Add new monitoring that constantly watches the email delivery heath, especially the number of pending emails. Whenever this number reaches a threshold for consecutive periods, an alert is sent so we can act accordingly. We are building an automatic failover system that launches an urgent approach if necessary.
We are studying an alternative to SpamAssassin that can be used as a failover. The current best candidate is Rspamd.
In this incident, we have learned to be extra careful when working with software that we don’t have much control over. SpamAssassin seems to be the root cause of this incident but this can happen to any other software in the stack.
Things we learned when investigating the issue:
SpamAssassin suddenly starts timing out requests. Nothing really stands out in the log.
SpamAssassin times out if the email doesn’t end with a linebreak “\n”. Some email clients don’t automatically add this character.
Messages in Postfix queue “remember” its destination so flushing Postfix queue doesn’t help with this issue. The only solution we found is to re-queue all the messages.

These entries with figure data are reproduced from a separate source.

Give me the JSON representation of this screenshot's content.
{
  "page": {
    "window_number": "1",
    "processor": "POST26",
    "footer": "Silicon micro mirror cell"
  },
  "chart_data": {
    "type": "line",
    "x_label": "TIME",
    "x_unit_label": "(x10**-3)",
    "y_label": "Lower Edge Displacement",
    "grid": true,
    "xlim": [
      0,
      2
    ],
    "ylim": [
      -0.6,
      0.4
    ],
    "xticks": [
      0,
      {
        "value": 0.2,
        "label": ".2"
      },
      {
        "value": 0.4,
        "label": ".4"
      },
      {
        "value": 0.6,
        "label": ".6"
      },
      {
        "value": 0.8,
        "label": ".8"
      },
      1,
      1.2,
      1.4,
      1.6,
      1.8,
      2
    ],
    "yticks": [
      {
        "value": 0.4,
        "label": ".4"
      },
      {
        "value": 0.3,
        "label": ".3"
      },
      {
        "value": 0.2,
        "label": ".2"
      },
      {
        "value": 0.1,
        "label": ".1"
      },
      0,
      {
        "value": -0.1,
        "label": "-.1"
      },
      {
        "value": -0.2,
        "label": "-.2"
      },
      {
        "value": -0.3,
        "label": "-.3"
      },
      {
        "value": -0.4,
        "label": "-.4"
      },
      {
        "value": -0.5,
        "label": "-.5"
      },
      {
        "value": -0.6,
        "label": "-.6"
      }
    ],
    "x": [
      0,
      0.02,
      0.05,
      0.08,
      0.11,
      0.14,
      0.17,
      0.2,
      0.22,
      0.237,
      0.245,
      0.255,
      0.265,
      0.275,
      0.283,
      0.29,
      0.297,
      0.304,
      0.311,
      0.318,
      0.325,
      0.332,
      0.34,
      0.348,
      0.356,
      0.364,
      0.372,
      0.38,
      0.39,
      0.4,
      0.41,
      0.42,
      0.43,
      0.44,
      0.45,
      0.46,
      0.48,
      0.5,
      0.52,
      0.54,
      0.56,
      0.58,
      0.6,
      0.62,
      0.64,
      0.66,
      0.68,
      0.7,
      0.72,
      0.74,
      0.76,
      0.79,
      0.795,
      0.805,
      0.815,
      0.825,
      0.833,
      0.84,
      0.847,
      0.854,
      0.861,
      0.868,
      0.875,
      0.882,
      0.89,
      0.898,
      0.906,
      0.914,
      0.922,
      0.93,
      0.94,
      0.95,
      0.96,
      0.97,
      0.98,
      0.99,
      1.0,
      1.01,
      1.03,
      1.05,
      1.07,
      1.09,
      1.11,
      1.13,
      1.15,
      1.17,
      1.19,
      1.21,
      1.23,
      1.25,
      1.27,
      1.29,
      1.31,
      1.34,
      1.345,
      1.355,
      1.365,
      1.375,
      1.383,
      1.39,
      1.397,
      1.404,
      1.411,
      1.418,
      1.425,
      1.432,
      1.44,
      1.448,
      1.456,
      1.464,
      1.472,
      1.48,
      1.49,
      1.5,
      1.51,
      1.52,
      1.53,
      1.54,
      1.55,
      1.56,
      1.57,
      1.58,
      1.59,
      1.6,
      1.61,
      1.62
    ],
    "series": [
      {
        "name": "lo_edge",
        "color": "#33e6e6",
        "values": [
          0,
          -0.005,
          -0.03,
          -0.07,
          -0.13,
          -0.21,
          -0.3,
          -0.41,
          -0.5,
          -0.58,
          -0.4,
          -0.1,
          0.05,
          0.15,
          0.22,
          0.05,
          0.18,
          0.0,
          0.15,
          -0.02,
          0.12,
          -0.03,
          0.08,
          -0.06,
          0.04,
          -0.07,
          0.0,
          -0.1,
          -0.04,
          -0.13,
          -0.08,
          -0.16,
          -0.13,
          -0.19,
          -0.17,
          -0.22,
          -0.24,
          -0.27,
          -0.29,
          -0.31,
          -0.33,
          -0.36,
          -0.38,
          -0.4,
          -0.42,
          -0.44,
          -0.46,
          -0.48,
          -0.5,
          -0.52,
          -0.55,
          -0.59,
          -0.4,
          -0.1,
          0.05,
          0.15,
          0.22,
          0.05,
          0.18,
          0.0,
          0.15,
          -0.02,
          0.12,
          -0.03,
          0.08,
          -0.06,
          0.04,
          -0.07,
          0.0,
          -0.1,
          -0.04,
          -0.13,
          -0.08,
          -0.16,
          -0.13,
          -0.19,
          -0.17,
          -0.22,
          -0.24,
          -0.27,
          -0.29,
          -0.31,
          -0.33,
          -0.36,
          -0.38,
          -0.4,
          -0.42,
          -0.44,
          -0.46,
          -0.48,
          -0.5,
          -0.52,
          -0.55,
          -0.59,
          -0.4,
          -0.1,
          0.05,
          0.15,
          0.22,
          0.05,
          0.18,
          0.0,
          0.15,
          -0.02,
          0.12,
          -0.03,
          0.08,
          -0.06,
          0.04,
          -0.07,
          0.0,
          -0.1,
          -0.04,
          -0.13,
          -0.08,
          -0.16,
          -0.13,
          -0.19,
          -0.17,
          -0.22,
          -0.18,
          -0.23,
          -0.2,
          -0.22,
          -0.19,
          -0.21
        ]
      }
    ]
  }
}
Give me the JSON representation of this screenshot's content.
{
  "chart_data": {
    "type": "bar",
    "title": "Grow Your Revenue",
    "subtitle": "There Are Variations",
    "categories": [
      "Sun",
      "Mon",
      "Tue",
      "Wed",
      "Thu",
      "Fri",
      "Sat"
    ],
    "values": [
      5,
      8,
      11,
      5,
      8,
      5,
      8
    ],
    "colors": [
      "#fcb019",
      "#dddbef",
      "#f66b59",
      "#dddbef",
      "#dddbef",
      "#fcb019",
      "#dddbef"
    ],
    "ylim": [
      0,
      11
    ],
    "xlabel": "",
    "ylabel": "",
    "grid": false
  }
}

The ecosystem around emails is scarce. We end up writing a lot of ad-hoc scripts to get the stats and monitor them.
Python support for asyncio is growing but not fast enough. A lot of our code uses SQLAlchemy which is one of the best ways to work with SQL databases in Python but its support for asyncio is limited. Its upcoming 2.0 version should have better support. We ended up using a lock that defeats the purpose of the async model.